Water Movement Through The Soil

    As logic would dictate, soil particle size affects the rate at which water moves through soil.  For coarse sand, if dyed water is dripped onto the surface, it can be seen to move rapidly downwards due to gravity (i.e. efficient drainage).  In practice, however, natural turf facilities are invariably constructed using a layer of finer-grained material over coarse.  The effect of this on water movement is counter-intuitive in that water moves readily into the fine-grained  material but will not move from the fine pores into the coarser pores in the material below due to surface tension effects.  This phenomenon can be used to advantage in areas of the world where ‘water conservation’ is a priority by creating a ‘suspended water table’ below a playing surface to provide a reservoir of stored water.
 


Figure 4 Efficient water movement through coarse sand, a hydraulic barrier between fine and coarse sand, and a suspended water table in a typical natural turf construction.

    Whilst this would appear to provide a panacea to optimising water availability, in many parts of the world precipitation exceeds evapotranspiration for a significant period of the year.  In these areas, this type of construction is often associated with excessive water content in the vicinity of the playing surface and the knock-on effect this has on turf quality and surface conditions (insufficient oxygen for the grass roots and wet, soft surface conditions).
 
    The effect of this can be exacerbated further by another often ignored phenomenon termed ‘capillary rise’.  For example, if the base of a column of sand/soil mix typically used in natural turf constructions is placed in water, water will rise up through the soil, against gravity, to a height of between 150 to 350 mm depending on the size of the pores in the material (the finer the pores, the higher the rise).  The building industry is more familiar with this process and refers to it as ‘rising damp’.  The implication of this for natural turf constructions is that if a suspended water table is too near the surface, water will rise up through the profile towards the surface and compromise playability and turf quality.


Figure 5 Capillary rise, testing the capillary rise characteristics of construction materials, capillary rise above a suspended water table.

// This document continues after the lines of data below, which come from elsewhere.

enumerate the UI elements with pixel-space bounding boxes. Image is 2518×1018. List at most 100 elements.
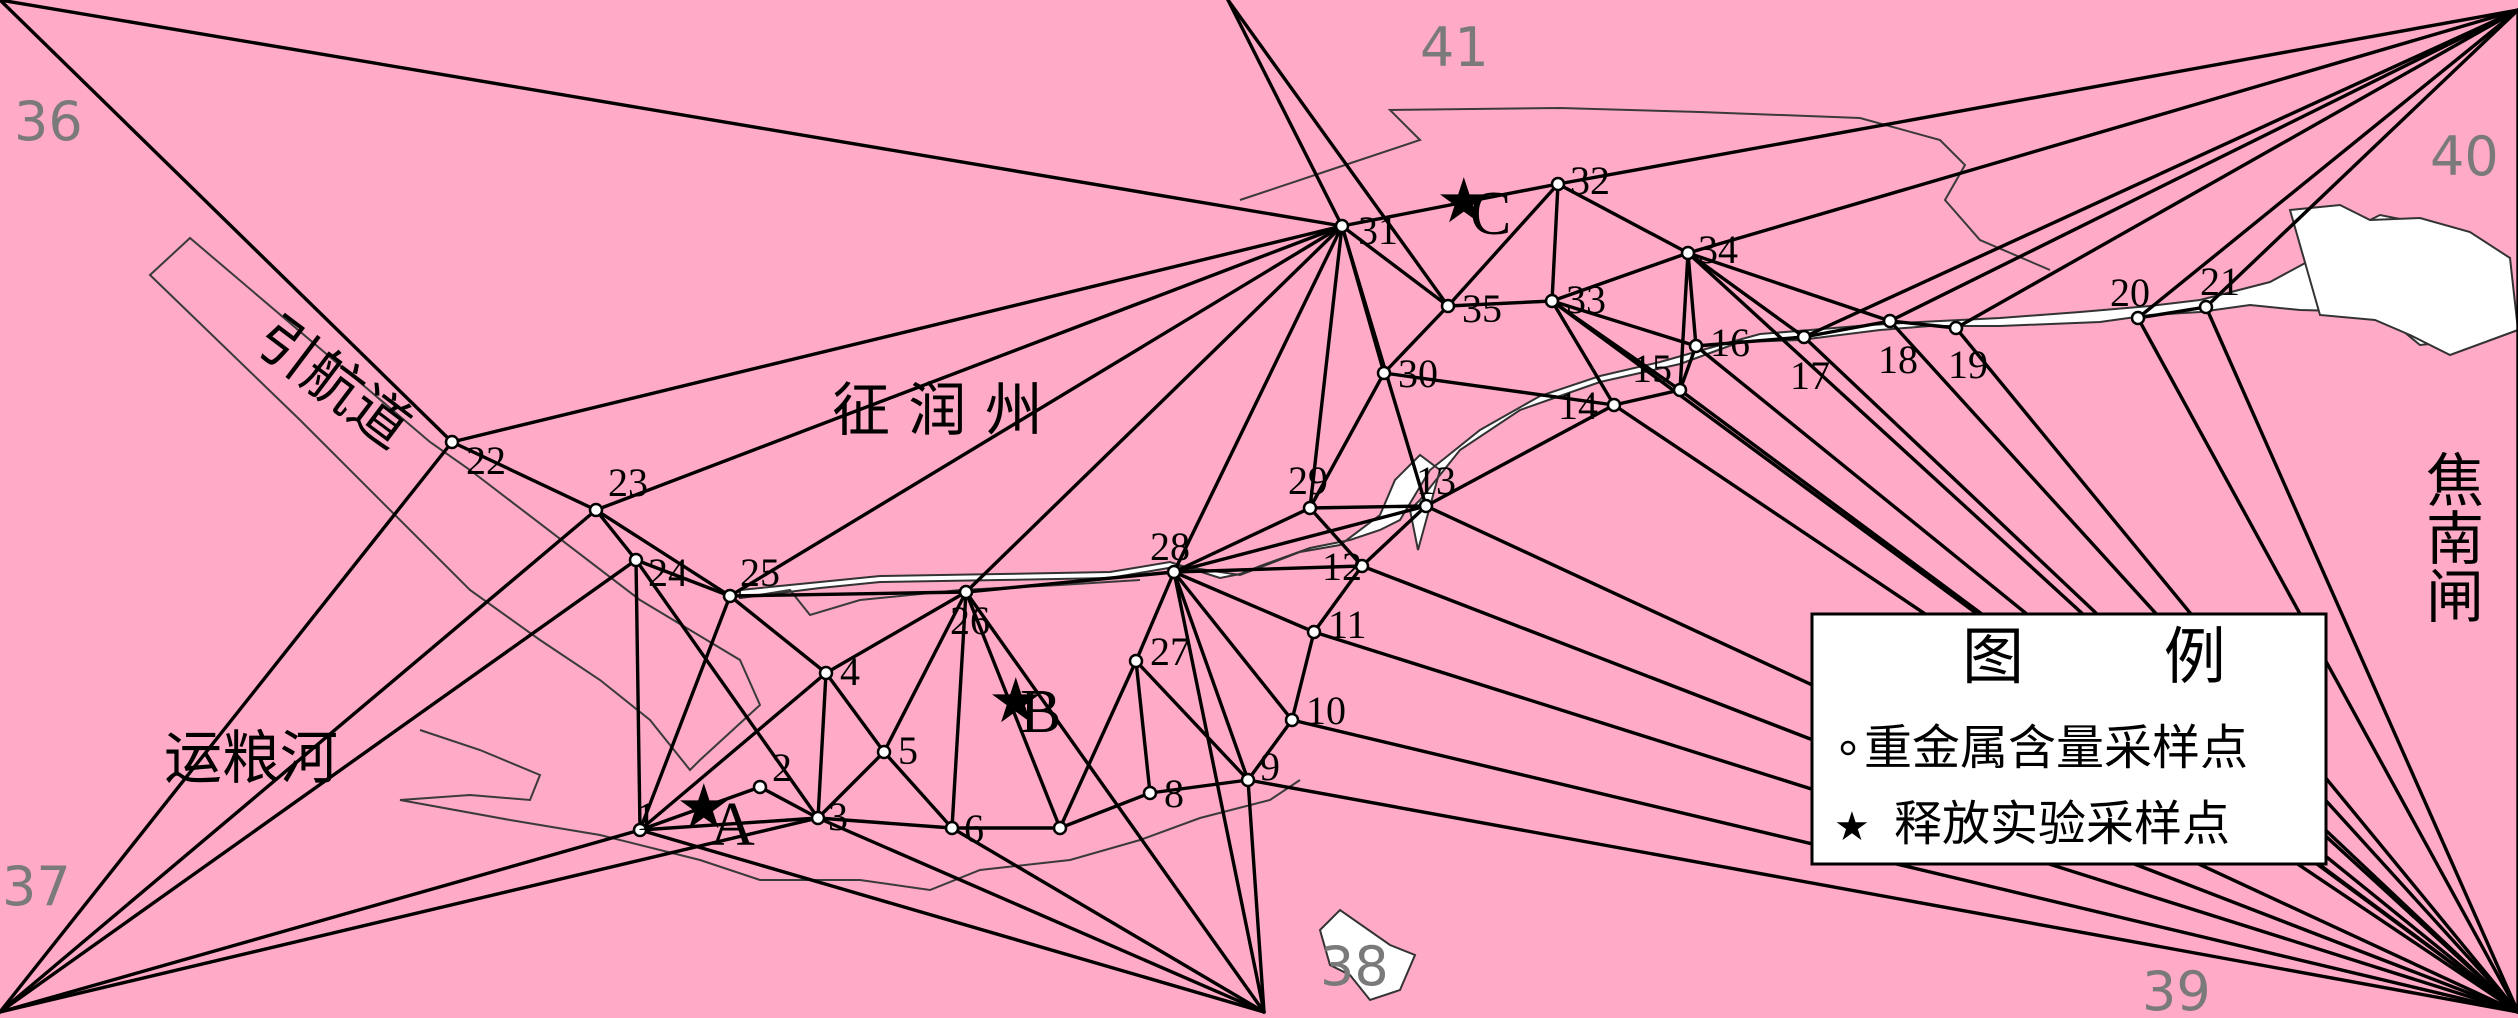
edge-c36-31 <box>0 0 1344 228</box>
edge-31-29 <box>1308 224 1344 510</box>
sample-point-4 <box>818 665 834 681</box>
edge-23-24 <box>594 508 638 562</box>
sample-point-19 <box>1948 320 1964 336</box>
edge-12-28 <box>1172 564 1364 574</box>
corner-40: 40 <box>2430 125 2499 188</box>
river-channel <box>148 106 2518 1002</box>
sample-point-17 <box>1796 329 1812 345</box>
edge-c39-10 <box>1290 718 2518 1014</box>
sample-point-16 <box>1688 338 1704 354</box>
sample-point-32 <box>1550 176 1566 192</box>
sample-point-20 <box>2130 310 2146 326</box>
sample-point-10 <box>1284 712 1300 728</box>
edge-14-15 <box>1612 388 1682 407</box>
edge-c39-21 <box>2204 305 2518 1014</box>
edge-34-15 <box>1678 251 1690 392</box>
edge-c38-9 <box>1246 778 1266 1014</box>
zhengrunzhou-shore <box>739 579 1141 617</box>
edge-35-32 <box>1446 182 1560 308</box>
sample-point-25 <box>722 588 738 604</box>
edge-c40-34 <box>1686 8 2518 255</box>
sample-point-35 <box>1440 298 1456 314</box>
edge-c40-20 <box>2136 8 2518 320</box>
edge-c40-18 <box>1888 8 2518 323</box>
edge-16-17 <box>1694 335 1806 348</box>
sample-point-label-30: 30 <box>1398 351 1438 396</box>
edge-4-26 <box>824 590 968 675</box>
sample-point-label-1: 1 <box>636 794 656 839</box>
edge-31-25 <box>728 224 1344 598</box>
edge-30-14 <box>1382 371 1616 407</box>
sample-point-27 <box>1128 653 1144 669</box>
sample-point-8 <box>1142 785 1158 801</box>
sample-point-15 <box>1672 382 1688 398</box>
place-yunlianghe: 运粮河 <box>164 724 338 792</box>
edge-c37-1 <box>0 828 642 1014</box>
edge-34-17 <box>1686 251 1806 339</box>
edge-1-2 <box>638 785 762 832</box>
edge-c38-26 <box>964 590 1266 1014</box>
place-jiaonanzha-text: 焦南闸 <box>2416 450 2484 624</box>
edge-c38-3 <box>816 816 1266 1014</box>
edge-c37-24 <box>0 558 638 1014</box>
edge-33-14 <box>1550 299 1616 407</box>
edge-10-28 <box>1172 570 1294 722</box>
edge-5-26 <box>882 590 968 754</box>
sample-point-label-33: 33 <box>1566 277 1606 322</box>
legend-sample-point-icon <box>1840 740 1856 756</box>
edge-17-18 <box>1802 319 1892 339</box>
edge-5-6 <box>882 750 954 830</box>
sample-point-label-9: 9 <box>1260 744 1280 789</box>
sample-point-14 <box>1606 397 1622 413</box>
sample-point-label-4: 4 <box>840 649 860 694</box>
edge-3-5 <box>816 750 886 820</box>
place-jiaonanzha: 焦南闸 <box>2416 450 2484 624</box>
edge-33-34 <box>1550 251 1690 303</box>
sample-point-label-21: 21 <box>2200 259 2240 304</box>
sample-point-label-15: 15 <box>1632 346 1672 391</box>
edge-c36-22 <box>0 0 454 444</box>
edge-c38-28 <box>1172 570 1266 1014</box>
sample-point-31 <box>1334 218 1350 234</box>
edge-c37-22 <box>0 440 454 1014</box>
edge-3-4 <box>816 671 828 820</box>
edge-31-28 <box>1172 224 1344 574</box>
legend-release-star-icon: ★ <box>1834 804 1870 850</box>
sample-point-9 <box>1240 772 1256 788</box>
edge-8-9 <box>1148 778 1250 795</box>
sample-point-label-17: 17 <box>1790 353 1830 398</box>
sample-point-label-5: 5 <box>898 728 918 773</box>
edge-28-9 <box>1172 570 1250 782</box>
edge-c40-21 <box>2204 8 2518 309</box>
legend-box <box>1810 612 2328 866</box>
legend-title: 图 例 <box>1962 620 2286 693</box>
edge-25-4 <box>728 594 828 675</box>
sample-point-33 <box>1544 293 1560 309</box>
sample-point-22 <box>444 434 460 450</box>
sample-point-label-32: 32 <box>1570 158 1610 203</box>
sample-point-28 <box>1166 564 1182 580</box>
edge-15-16 <box>1678 344 1698 392</box>
edge-c39-20 <box>2136 316 2518 1014</box>
sample-point-label-28: 28 <box>1150 524 1190 569</box>
edge-29-13 <box>1308 504 1428 510</box>
release-label-a: A <box>710 791 755 859</box>
edge-25-1 <box>638 594 732 832</box>
edge-24-25 <box>634 558 732 598</box>
sample-point-1 <box>632 822 648 838</box>
sample-point-label-12: 12 <box>1322 544 1362 589</box>
south-shoreline <box>399 729 1301 892</box>
sample-point-label-23: 23 <box>608 460 648 505</box>
sampling-points <box>444 176 2214 838</box>
edge-c41-35 <box>1226 0 1450 308</box>
sample-point-3 <box>810 810 826 826</box>
sample-point-label-22: 22 <box>466 438 506 483</box>
sample-point-label-16: 16 <box>1710 320 1750 365</box>
edge-18-19 <box>1888 319 1958 330</box>
corner-41: 41 <box>1420 16 1489 79</box>
edge-7-8 <box>1058 791 1152 830</box>
release-star-b: ★ <box>988 668 1044 736</box>
release-points: ★ A ★ B ★ C <box>676 168 1511 859</box>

This also has implications for traditional approaches to natural turf drainage systems which are based on the incorporation of coarse media (or a perforated pipe) into the soil profile in the belief that water will move readily from the fine pores in the soil into the coarse pores in the drain.  In practice, water moving down from the surface will positively avoid moving into the coarse pores space in the drain.  Typical drain installations comprise a perforated pipe in the base of a gravel-filled trench which is topped off with a shallow sand, or sand/soil mix, layer.  This causes water to be held tightly in the fine pores of the upper layer thereby preventing the downward movement of excess surface water through the coarse gravel and into the pipe.



Figure 6 Fundamental flaws in surface drainage design

Whilst this type of drain design would be effective in controlling a rising water table, the dominant requirement for natural turf is usually the rapid removal of surface water.